Lundi à l’aube, un train a quitté la gare d’Oulu, dans le nord de la Finlande, en direction de la Suède voisine. Le trajet n’aurait rien d’extraordinaire, sauf un détail : aucun train de voyageurs n’avait franchi cette frontière depuis 1988.

La ligne rouverte reste modeste. Deux allers-retours par jour relient désormais Oulu à Haparanda, côté suédois, soit vingt-huit trajets hebdomadaires, a détaillé l’opérateur public finlandais VR. Les trains marquent l’arrêt à Kemi et à Tornio, où ils reviennent en centre-ville après des décennies d’absence.

Pour les habitants du Grand Nord, le bénéfice est d’abord quotidien. Rejoindre les villes universitaires d’Oulu et de Luleå devient simple, tout comme pousser vers la Norvège ou, dans l’autre sens, filer jusqu’à Helsinki. « Voyager par la terre plaît beaucoup en ce moment », veut croire la direction de VR, qui espère des rames bien remplies.

Ce qui se joue dépasse pourtant ces quelques gares. En reliant de nouveau Tornio à Haparanda, la Finlande vient de reposer le dernier maillon qui manquait à une chaîne beaucoup plus longue.

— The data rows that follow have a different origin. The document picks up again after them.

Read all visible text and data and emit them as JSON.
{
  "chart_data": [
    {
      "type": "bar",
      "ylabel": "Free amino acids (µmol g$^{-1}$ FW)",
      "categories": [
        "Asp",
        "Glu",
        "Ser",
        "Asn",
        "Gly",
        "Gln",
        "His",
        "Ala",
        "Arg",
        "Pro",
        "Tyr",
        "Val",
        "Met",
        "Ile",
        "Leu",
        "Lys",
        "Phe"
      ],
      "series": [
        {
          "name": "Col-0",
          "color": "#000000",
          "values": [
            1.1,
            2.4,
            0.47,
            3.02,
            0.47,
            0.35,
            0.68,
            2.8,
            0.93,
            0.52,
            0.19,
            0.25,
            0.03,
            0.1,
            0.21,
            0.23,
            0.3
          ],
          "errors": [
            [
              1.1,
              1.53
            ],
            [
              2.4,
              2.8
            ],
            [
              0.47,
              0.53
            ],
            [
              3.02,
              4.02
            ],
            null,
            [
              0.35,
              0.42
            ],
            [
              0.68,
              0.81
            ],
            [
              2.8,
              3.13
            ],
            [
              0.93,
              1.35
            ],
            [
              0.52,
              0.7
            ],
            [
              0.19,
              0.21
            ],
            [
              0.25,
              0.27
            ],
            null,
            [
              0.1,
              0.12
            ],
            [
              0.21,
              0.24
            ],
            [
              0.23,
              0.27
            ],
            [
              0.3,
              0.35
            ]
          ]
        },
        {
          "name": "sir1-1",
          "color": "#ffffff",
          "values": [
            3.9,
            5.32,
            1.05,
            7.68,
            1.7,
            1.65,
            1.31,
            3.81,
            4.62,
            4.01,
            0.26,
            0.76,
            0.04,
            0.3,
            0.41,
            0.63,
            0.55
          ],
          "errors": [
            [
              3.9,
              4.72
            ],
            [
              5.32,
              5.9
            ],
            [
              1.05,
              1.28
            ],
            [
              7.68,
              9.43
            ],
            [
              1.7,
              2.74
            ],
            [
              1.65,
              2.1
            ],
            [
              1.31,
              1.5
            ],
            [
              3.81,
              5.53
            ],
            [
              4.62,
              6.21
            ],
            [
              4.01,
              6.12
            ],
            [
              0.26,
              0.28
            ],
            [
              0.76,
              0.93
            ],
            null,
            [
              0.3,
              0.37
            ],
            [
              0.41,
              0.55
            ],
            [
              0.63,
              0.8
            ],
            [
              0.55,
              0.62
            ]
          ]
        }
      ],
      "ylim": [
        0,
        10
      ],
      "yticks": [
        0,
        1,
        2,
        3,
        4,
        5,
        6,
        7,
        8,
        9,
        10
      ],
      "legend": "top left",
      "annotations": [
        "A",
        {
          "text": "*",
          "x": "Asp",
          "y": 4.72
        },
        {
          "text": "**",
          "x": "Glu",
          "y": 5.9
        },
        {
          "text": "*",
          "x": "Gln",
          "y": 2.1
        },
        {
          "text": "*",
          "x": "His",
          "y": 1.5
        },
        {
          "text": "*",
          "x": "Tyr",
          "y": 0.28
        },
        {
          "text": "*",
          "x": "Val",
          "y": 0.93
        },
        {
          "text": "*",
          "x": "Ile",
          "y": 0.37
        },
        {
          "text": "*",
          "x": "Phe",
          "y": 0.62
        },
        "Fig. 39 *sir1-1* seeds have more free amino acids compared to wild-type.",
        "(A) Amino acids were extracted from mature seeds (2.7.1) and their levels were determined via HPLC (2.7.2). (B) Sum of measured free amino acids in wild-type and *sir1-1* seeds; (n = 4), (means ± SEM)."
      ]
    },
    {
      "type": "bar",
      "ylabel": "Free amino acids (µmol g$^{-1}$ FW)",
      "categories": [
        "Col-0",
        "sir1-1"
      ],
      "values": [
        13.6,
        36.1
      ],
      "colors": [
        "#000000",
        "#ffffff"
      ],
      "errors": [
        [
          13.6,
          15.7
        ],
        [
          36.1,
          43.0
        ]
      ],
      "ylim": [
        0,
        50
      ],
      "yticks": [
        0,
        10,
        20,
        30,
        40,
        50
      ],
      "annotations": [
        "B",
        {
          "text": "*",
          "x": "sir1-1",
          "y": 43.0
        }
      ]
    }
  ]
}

Pour la première fois depuis les années 1990, un itinéraire ferroviaire continu court du nord de la Finlande jusqu’au sud de l’Europe, rapporte l’AFP.

« Désormais, on pourra voyager de Paris à Rovaniemi », s’est réjoui Vaino Jalkanen, 37 ans, interrogé par l’agence sur le quai d’Oulu. Rovaniemi, capitale de la Laponie finlandaise, est posée sur le cercle polaire. À l’arrivée du premier train à Tornio, une petite foule agitait des drapeaux finlandais et suédois devant la gare de brique rouge.

Une frontière que les rails ne franchissaient plus

Si les trains s’étaient arrêtés, ce n’est pas faute de voie. Les rails couraient des deux côtés. Le blocage tenait à quelques centimètres. La Finlande roule sur un écartement de 1 524 millimètres, héritage de l’époque où le pays était un grand-duché de l’Empire russe. La Suède, comme la quasi-totalité du continent, utilise l’écartement standard de 1 435 millimètres.

Un train finlandais ne peut donc pas poursuivre sur les voies suédoises, ni l’inverse. À Haparanda, que sépare de Tornio un pont sur le fleuve Torne, les voyageurs descendent et changent de rame. Les modalités de cette circulation transfrontalière ont été fixées par un accord entre les régulateurs des deux pays, la finlandaise Traficom et la suédoise Transportstyrelsen, entré en vigueur en avril. Depuis Haparanda, les trains suédois de Norrtåg rejoignent Luleå, d’où l’on gagne Stockholm, puis de correspondance en correspondance le sud du continent ou la Norvège.

L’Europe se remet au rail

La réouverture arrive à point nommé. « Le train connaît une renaissance dans toute l’Europe, et notre fréquentation augmente beaucoup », a déclaré à l’AFP Elisa Markula, directrice générale de VR. Partout sur le continent, les trains de nuit reviennent et les lignes transfrontalières se rouvrent une à une, portées par des voyageurs qui renoncent à l’avion pour les trajets faisables autrement.

Vu du sud, l’ouverture change surtout un symbole. Un voyageur parti du Portugal ou de l’Espagne peut, en théorie, remonter tout le continent sur des rails qui ne s’interrompent plus à la Baltique. C’est la promesse d’Interrail poussée à son extrême : atteindre le cercle polaire sans jamais décoller.

Pour Helsinki, l’affaire n’est pas que touristique. « C’est une question de sécurité, d’avenir, d’économie », a résumé la ministre finlandaise des Transports, Lulu Ranne, citée par l’AFP. La coopération ferroviaire entre les deux voisins nordiques, ajoute-t-elle, se renforce sans discontinuer.

Le voyage complet, du sud de l’Europe jusqu’au cercle polaire, réclame encore de la patience et plusieurs changements : la BBC y voit ce qui pourrait devenir le plus long trajet en train du continent, pas une simple balade. La carte ferroviaire européenne, elle, n’a plus de trou à son sommet. VR promet d’améliorer dès décembre les correspondances à Haparanda vers Luleå. La Laponie a cessé d’être un cul-de-sac.